The circus master, Britain’s first black big top boss, staged an 1843 show in Rochdale featuring renowned acrobat William Kite.
Now the story of the Victorian circus boss, his famous troupe, and how it inspired Lennon will feature in a new display at the Museum of Science and Industry in Manchester.
Curators say that, even before the famous 1968 song, the circus performance in Rochdale’s Circus Royal had earned nationwide acclaim, hitting Victorian headlines for its daring display of lion tamers and acrobats.
And star performer Kite, who was famous for balancing upside down on a narrow pole, is also depicted on the poster.
Adam Flint, from the museum, said that acrobat Kite and his ringmaster Pablo Fanque were famous among Victorian audiences.
He said: “Pablo Fanque was a remarkable and important character. He was extremely popular with millworkers in the North West, so we thought he would have been a hero for child labourers, especially as he too was orphaned as a child and sent to the workhouse.

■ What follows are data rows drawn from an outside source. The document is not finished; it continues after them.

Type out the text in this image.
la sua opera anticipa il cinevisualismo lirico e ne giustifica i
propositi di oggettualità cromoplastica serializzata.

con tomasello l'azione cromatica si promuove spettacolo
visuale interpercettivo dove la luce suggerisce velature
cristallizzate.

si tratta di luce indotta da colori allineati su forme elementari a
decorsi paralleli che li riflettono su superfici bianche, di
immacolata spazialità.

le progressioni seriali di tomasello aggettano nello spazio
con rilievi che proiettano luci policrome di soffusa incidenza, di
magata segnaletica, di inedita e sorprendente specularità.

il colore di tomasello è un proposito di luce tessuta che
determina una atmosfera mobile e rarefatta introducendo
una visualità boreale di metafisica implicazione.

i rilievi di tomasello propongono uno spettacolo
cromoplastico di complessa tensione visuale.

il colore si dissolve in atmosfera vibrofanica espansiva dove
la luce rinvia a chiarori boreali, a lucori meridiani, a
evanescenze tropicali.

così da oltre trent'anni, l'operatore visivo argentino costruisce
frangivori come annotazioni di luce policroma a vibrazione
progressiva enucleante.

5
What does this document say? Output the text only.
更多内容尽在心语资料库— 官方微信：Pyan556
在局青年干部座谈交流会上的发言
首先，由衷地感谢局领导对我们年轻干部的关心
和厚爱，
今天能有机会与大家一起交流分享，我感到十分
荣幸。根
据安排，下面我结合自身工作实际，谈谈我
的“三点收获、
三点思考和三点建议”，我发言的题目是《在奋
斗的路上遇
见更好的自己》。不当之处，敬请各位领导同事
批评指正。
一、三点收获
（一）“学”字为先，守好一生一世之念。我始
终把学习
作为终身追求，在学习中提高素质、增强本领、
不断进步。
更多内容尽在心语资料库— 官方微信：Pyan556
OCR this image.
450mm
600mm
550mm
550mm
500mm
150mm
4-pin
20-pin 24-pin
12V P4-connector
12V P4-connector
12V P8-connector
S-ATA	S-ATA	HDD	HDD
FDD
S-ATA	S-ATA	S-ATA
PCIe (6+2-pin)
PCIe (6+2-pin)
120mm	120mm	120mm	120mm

“We encourage our audience to imagine being the poor children in the mill, escaping to their dreams of the circus.”
Fanque, who died in 1871, aged 75, brought shows to Manchester, Rochdale, Oldham and Bolton.
While recording the Sgt Pepper album, John Lennon stumbled across a vintage poster for the Rochdale show in an antique shop, which featured the legend ‘For the Benefit of Mr Kite’.
Lennon later told an interviewer: “The whole song is from a Victorian poster, which I bought in a junk shop. It is so cosmically beautiful.”
The exhibition runs from February 16-24.